No wonder that, in nearly every speech I give these days, someone wants to know when they’ll get their driverless car.
That’s hard to answer. The promise is great--most obviously, self-driving cars in which the driver becomes a passenger, free to watch videos or catch up on work without paying any attention to the road. Even better: a world in which you don’t even need to own a car. There will be large fleets of self-driving cars and you simply summon one to your front door whenever you want a ride.
It is, however, not a straight line to that future. For starters, of course, traffic laws need to be changed and insurance responsibilities must be addressed.
There are also, inevitably, human factors. Cautious autonomous vehicles may find it technically difficult to share the roads with unpredictable, risk-taking humans. Consider a busy intersection with four-way stop signs. A law-abiding driverless car could be stuck for hours as impatient human drivers aggressively cut in front of it.
The early days of the automobile itself were marked by enough collisions with horses that some cities declared “automobile only” streets. It’s not unlikely that by the mid-Twenties, we’ll also see “smart vehicle lanes” in which autonomous cars communicate with each other, allowing both higher speeds and greater safety. The photo at left shows a Swedish experiment in which four different vehicles are locked together electronically, moving at high speed yet only a few feet apart.

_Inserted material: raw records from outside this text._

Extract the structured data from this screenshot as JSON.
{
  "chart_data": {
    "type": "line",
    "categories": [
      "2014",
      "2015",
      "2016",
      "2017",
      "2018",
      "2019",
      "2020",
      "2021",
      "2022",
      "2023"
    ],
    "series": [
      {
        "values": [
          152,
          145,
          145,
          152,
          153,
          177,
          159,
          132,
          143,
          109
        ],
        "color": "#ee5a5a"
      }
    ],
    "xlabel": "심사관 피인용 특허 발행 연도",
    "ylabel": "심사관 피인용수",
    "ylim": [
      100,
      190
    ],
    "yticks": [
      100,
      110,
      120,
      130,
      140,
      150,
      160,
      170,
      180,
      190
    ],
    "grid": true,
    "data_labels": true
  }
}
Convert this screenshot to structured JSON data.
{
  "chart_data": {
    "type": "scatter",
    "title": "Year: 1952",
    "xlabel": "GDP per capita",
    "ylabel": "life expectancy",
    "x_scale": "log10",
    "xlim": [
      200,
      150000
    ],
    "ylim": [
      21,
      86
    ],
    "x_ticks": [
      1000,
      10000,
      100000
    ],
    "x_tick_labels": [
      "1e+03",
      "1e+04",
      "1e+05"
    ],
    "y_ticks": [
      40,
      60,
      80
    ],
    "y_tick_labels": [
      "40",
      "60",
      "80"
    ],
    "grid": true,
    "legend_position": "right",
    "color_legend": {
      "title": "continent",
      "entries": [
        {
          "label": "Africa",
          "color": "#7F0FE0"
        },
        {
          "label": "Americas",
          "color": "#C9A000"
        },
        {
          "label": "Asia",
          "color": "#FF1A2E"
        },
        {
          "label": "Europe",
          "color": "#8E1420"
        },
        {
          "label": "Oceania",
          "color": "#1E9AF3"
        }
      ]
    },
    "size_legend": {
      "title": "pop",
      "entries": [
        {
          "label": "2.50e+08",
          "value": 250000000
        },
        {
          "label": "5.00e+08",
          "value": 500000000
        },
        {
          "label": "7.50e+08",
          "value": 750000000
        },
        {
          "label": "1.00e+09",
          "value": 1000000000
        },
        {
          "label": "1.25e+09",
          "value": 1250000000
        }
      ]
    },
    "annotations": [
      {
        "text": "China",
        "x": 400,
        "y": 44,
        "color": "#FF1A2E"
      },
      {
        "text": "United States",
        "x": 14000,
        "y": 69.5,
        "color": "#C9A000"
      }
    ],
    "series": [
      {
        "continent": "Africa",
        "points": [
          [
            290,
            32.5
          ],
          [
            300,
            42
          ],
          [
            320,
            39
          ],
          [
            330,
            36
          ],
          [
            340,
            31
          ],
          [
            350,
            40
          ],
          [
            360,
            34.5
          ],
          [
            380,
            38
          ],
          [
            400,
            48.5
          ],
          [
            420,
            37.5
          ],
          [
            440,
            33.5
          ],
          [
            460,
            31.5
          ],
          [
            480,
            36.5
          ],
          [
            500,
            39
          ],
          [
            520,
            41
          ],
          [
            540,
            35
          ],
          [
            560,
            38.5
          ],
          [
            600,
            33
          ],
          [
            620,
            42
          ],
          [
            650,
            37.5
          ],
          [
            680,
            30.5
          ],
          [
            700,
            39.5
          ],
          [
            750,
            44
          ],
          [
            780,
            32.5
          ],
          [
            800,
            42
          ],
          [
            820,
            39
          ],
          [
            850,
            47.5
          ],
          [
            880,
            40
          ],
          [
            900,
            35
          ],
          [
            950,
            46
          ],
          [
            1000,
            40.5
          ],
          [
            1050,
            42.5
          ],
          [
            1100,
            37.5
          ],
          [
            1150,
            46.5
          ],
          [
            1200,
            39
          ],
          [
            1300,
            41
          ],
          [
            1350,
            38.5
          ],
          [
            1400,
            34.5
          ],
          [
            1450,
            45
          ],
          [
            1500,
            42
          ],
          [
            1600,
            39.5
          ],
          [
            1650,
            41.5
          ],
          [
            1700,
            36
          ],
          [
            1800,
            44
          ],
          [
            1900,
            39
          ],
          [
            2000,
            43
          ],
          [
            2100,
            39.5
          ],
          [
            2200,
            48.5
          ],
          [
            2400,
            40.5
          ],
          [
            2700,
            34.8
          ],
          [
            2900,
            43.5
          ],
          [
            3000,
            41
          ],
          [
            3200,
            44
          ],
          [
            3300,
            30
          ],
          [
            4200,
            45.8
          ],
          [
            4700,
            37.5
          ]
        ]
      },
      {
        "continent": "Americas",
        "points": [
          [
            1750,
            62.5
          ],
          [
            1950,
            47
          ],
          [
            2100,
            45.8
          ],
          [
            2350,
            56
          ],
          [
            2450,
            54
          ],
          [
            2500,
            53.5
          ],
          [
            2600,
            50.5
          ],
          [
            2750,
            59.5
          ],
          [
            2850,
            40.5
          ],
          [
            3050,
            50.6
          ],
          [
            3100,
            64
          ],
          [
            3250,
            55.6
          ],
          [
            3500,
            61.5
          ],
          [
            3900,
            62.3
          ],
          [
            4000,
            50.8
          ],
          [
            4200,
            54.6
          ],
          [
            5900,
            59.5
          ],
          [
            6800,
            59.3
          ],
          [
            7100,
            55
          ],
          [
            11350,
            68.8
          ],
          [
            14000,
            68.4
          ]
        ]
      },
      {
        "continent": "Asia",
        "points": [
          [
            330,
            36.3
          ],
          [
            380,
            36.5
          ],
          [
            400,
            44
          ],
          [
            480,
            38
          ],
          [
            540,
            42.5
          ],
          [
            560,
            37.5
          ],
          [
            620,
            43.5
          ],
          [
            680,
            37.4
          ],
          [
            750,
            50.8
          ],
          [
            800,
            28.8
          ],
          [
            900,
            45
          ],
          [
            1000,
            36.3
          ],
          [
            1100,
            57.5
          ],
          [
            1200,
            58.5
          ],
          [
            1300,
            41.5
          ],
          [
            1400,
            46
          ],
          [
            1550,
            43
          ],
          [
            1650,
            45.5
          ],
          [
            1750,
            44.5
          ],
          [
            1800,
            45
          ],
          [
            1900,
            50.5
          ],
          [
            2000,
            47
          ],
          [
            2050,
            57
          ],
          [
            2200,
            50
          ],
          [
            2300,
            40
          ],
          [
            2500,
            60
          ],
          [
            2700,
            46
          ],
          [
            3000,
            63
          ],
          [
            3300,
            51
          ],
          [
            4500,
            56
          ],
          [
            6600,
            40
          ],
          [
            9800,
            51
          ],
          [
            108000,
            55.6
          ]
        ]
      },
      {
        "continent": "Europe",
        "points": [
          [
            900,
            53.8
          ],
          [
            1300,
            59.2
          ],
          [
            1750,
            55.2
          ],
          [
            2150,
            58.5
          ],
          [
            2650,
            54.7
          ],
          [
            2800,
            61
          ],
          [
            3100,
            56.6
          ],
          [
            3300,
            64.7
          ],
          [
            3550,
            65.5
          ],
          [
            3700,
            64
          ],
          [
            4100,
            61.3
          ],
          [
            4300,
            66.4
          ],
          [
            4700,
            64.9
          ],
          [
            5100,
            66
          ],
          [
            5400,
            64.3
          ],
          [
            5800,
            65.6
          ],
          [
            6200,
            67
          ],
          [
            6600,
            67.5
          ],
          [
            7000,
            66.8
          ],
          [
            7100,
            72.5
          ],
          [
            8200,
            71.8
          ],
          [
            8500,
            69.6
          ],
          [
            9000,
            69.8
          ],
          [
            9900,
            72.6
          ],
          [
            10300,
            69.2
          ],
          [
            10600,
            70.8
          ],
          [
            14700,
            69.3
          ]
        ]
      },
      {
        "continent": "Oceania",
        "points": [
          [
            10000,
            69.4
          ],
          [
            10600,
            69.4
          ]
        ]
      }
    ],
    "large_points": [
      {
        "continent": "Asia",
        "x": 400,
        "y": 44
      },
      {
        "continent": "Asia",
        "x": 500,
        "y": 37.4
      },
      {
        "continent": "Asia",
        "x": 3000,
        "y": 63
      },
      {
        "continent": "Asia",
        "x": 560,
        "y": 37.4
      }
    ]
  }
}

Finally, one of the biggest dilemmas is already on the horizon. California legislators want to make self-driving cars legal--as long as there is always a licensed and insured human at the wheel, able to take control in emergencies.
Sounds like a sensible first step. But how do you make sure the human is actually paying attention?
We already have trouble forcing drivers to pay attention to the road when there are digital distractions in the car. A “driver” in some future automated car is likely to be deep into watching, say, Season 18 of The Walking Dead when the emergency happens--not exactly ready to spring into action.
Self-driving cars? Most certainly. But weaving these wonders into the existing fabric of society may be almost as difficult as the technology itself.